Ernie glanced around at the dark rice paddies surrounding us. “You see any clinics around here?”
Ernie told Captain Prevault to pull over to the side of the road. A good chance for a piss break, I thought, which is what we would have normally done, but with Captain Prevault there, I hesitated. She sensed what we were thinking.
“Go in those bushes over there,” she said. “I’ll stay near the jeep.”
So Ernie and I relieved ourselves about ten yards away while Captain Prevault squatted in front of the jeep. An occasional vehicle cruised by but no one paid any attention. In Korea, the natural functions of the body are seen as just that, natural functions. No one pays them any mind.
When we were done, we climbed back into the jeep. Ernie asked me if I wanted to drive, but I told him no. I wasn’t ready for that yet. We rotated into our usual positions: Captain Prevault in the back, Ernie driving, me in the passenger seat.
“You did a good job,” I told her, “getting us out of Seoul.”
“Thanks. It’s not something I want to do again.”
I pulled out the Army-issue maps I’d already stuffed in the glove compartment. Using a penlight, I studied them. The coordinates Riley had given me, the last known position of the Lost Echo, were only a few kilometers from the Buddhist Monastery known as Simgok Sa, the monastery that had been used to christen the nameless child Miss Sim.

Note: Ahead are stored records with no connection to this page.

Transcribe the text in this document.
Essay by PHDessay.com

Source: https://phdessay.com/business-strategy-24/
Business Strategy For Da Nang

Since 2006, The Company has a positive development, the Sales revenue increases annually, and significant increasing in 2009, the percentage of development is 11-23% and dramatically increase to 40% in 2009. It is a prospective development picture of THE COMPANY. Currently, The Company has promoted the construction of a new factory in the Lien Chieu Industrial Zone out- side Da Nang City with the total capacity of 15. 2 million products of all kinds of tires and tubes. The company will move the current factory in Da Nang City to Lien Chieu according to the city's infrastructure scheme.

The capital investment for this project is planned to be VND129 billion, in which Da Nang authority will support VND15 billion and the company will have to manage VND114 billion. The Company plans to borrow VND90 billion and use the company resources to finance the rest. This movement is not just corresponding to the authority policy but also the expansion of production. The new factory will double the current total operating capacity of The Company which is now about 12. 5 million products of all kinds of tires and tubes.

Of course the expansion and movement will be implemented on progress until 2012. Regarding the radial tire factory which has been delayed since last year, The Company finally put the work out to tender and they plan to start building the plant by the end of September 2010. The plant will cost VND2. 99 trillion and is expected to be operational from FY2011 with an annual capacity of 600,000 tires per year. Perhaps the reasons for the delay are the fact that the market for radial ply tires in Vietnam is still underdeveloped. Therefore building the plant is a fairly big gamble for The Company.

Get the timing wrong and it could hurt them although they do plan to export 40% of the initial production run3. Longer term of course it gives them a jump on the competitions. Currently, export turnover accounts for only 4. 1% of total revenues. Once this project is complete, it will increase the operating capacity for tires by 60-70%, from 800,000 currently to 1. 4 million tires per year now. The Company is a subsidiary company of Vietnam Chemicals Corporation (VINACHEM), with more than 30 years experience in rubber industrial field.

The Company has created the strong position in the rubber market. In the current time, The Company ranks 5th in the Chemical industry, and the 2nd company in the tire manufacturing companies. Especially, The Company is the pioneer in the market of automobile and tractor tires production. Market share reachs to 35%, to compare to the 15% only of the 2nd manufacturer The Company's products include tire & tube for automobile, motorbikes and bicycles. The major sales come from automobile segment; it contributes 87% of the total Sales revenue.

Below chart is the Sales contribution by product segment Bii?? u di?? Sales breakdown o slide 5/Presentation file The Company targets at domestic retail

“When we reach the town of Yang-ku,” I told Ernie, “we best see if we can gas up. I don’t think there’ll be much chance beyond that.”
“There’s not much out here already.”
As it turned out, about a dozen kilometers up the road, at an intersection of three country roads, a big neon sign flashed Sok-yu. Rock oil. A gas station. We stopped and I spoke to the attendant in Korean and asked him if there’d been any other people up here this evening from Seoul heading into the Taebaek Mountains. He looked at me as if I were mad. I didn’t press the issue. When I paid him, I flashed my badge and told him if anyone asked if Americans had come this way, he was to tell them no. He continued to stare at me blankly.
“Arraso?” I asked. Do you understand?
Finally, he nodded.
I don’t think I’d intimidated him, but I still believed he’d keep his mouth shut. Refusing to get involved, in the States, is seen as shirking your civic duty. In a police state it’s the smartest way, and sometimes the only way, to survive.
With a full tank of gas, the three of us hopped back into the jeep. Ernie checked the nonexistent traffic and we drove off into the night.
— 14-
By early morning, we had reached a village known as Im-dang. Ernie looked pretty tired, so I told him we should rest and find some chow. He didn’t disagree. Captain Prevault slept soundly in the back seat, her face leaning up against one of the canvas duffel bags.
The side of my face still hurt. I touched it gently. Bruised. I probably looked like hell. My headache had been alleviated somewhat by the Tylenol Captain Prevault had given me last night, but it was throbbing again and I didn’t have the heart to wake her just for that. She snored softly.